Aslında fark etmiyor. Maliyetler arttıkça tarımsal üretim zorlaşıyor.

Aslında fark etmiyor. Maliyetler arttıkça tarımsal üretim zorlaşıyor. Bin liralık mazot alıyorsunuz, elli altmış dönüm yer sürüp geliyorsunuz. Mazot azaldıkça traktörde afakanlar basıyor çiftçimizi.
Destekmiş, sübvansiyonmuş artık pek faydası olmuyor. Tarla trafiği arttıkça akaryakıt masrafı çiftçinin belini büküyor. Tarımda artık bütün işler enerji kaynağına dayanıyor.

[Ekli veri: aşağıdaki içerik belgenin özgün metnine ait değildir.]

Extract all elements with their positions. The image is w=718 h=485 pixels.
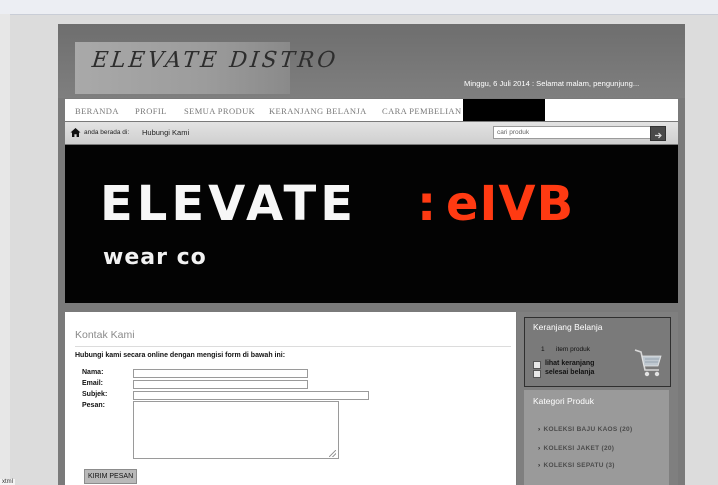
message-textarea[interactable] (133, 401, 339, 459)
nav-active-block[interactable] (463, 99, 545, 121)
banner-word: ELEVATE (100, 176, 358, 232)
category-label: KOLEKSI JAKET (20) (543, 445, 615, 452)
banner-colon: : (417, 176, 437, 232)
breadcrumb-current: Hubungi Kami (142, 128, 190, 137)
category-label: KOLEKSI BAJU KAOS (20) (543, 426, 633, 433)
nav-item-profil[interactable]: PROFIL (135, 106, 167, 116)
cart-count: 1 (541, 346, 545, 353)
subject-label: Subjek: (82, 391, 108, 398)
category-item-baju-kaos[interactable]: › KOLEKSI BAJU KAOS (20) (538, 426, 632, 433)
submit-button[interactable]: KIRIM PESAN (84, 469, 138, 484)
left-page-margin (0, 14, 10, 485)
checkout-link[interactable]: selesai belanja (545, 369, 594, 376)
message-label: Pesan: (82, 402, 105, 409)
chevron-right-icon: › (538, 462, 541, 469)
view-cart-link[interactable]: lihat keranjang (545, 360, 594, 367)
category-item-sepatu[interactable]: › KOLEKSI SEPATU (3) (538, 462, 615, 469)
page-title: Kontak Kami (75, 329, 135, 341)
home-icon[interactable] (70, 127, 81, 138)
title-divider (75, 346, 511, 347)
resize-grip-icon[interactable] (329, 450, 336, 457)
cart-count-unit: item produk (556, 346, 590, 353)
banner-brand: eIVB (446, 176, 575, 232)
bullet-icon (533, 361, 541, 369)
nav-item-beranda[interactable]: BERANDA (75, 106, 119, 116)
shopping-cart-icon (634, 349, 662, 377)
cart-title: Keranjang Belanja (533, 322, 603, 332)
category-title: Kategori Produk (533, 396, 594, 406)
nav-item-keranjang-belanja[interactable]: KERANJANG BELANJA (269, 106, 367, 116)
subject-field[interactable] (133, 391, 369, 400)
name-field[interactable] (133, 369, 308, 378)
browser-top-edge (0, 0, 718, 15)
breadcrumb-prefix: anda berada di: (84, 129, 130, 136)
category-item-jaket[interactable]: › KOLEKSI JAKET (20) (538, 445, 614, 452)
chevron-right-icon: › (538, 426, 541, 433)
status-text: xtml (0, 479, 15, 485)
name-label: Nama: (82, 369, 104, 376)
search-button[interactable] (650, 126, 666, 141)
nav-item-cara-pembelian[interactable]: CARA PEMBELIAN (382, 106, 462, 116)
bullet-icon (533, 370, 541, 378)
chevron-right-icon: › (538, 445, 541, 452)
category-label: KOLEKSI SEPATU (3) (543, 462, 615, 469)
arrow-right-icon (655, 132, 662, 139)
email-label: Email: (82, 380, 104, 387)
email-field[interactable] (133, 380, 308, 389)
site-logo[interactable]: ELEVATE DISTRO (91, 48, 340, 73)
date-greeting: Minggu, 6 Juli 2014 : Selamat malam, pen… (464, 79, 640, 88)
form-intro: Hubungi kami secara online dengan mengis… (75, 352, 286, 359)
nav-item-semua-produk[interactable]: SEMUA PRODUK (184, 106, 255, 116)
search-input[interactable] (493, 126, 652, 139)
banner-subtitle: wear co (103, 245, 207, 270)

Zincir marketler reklam veriyor. Malum ucuzluk günlerinde patlıcan 1 lira, domates 1 lira, kapya biber 1 lira. Zincir böyle uzayıp gidiyor. Bu domates biber rafa gelinceye kadar bin kilometre yol kat ettiyse, kilosuna zaten 10 kuruş nakliye binmiştir. Tarladan veya seradan kaça çıkıyor acaba diye düşünmeden edemiyor insan.
Domates bu sene batak ovasında iki defa üzdü. Bir çeltik yerlerinde kurur gibi oldu. Kalıntı ilaçlardan zarar gördü. Hasat başladığı zaman da toplama parasını çıkardı. Salçalık domatesin fiyatı 25 kuruşa kadar düştü. Dönümden 10 ton domates kaldırsa çiftçimiz masrafını bile çıkaramadı.
Sofralık domates 1 liradan başladı ama onun fiyatı da düştü. 100 kilonun 50-60 kilosu kasaya konarken, gerisi yine 25 kuruşa salça olmaya gitti.
Biber üreticisi çok daha sıkıntılı bir dönem yaşıyor. Hasadın yoğunlaştığı bugünlerde salçalık biber tarlada 30 kuruştan alınıyor. Toplar mısın toplamaz mısın? Ele gelmiş ürün. Hiçbir üretici malına kıyamaz. Gözü gibi baktığı ürünü yok pahasına da olsa satmak zorunda. Tonlarca biberi yiyecek hali yok.
Salçalık biber üretiminde bir numara olan Yenice bölgesi kara kara düşünüyor. Diğer bölgelerde de durum çok farklı değil. Akhisar ve Gölmarmara bölgelerinde de biberin alıcısı olmadığı gibi, alan da ölü fiyatına alıyor.
Domates de biber de üretim maliyeti yüksek olan ürünler. Çok fazla işçilik istiyor her ikisi de. Meşakkatli ürünler. Fide masrafı en büyük gideri oluşturuyor. Her ikisinde de dönüm başına bin ila iki bin lira arasında fide maliyeti var. Bu sene domates fidesinin tanesi 1 liradan satıldı. Sofralık domateste bin, salçalıkta iki bin adet fide gidiyor dönüme. Biber de daha fazla. Gübre fiyatları çok yükseldi. Torbası 100 ile 150 lira arasında değişiyor gübrelerin. İlaçlar da dövize bağlı olduğu için sürekli artıyor. Sulama masrafları ha keza. Tarla kirasıyla birlikte dönüm maliyetleri 4 bin liranın üzerine çıkıyor.
Domateste ortalama verimler dönüme 5-6 ton arasında değişiyor. Domatesin kilosu 1 liraya mal oluyor. Biberin de aşağı düşmez. Her ikisini de 1 liradan verirse cefakâr çiftçi, maliyetini kurtarır. Gelecek seneye ekmeye dikmeye gücü olur.
Dönüm başına 4 bin liranın içinde çiftçinin yevmiyesi hesap edilmiyor. Aslında karın tokluğuna çalışıyor.
Her yıl olmasa da, çoğu zaman domates ve biber başta olmak üzere birçok üretim dalı üreteni üzüyor. Üretimin sürekliliği için devletin el atması gerekiyor. Suçu hep tüccarın, sanayicinin üzerine atmanın anlamı yok. Devlet isterse çözüm bulur. İthalat aklını bir kenara bırakırlarsa yerli üretimin, haliyle üreticinin farkına varırlar.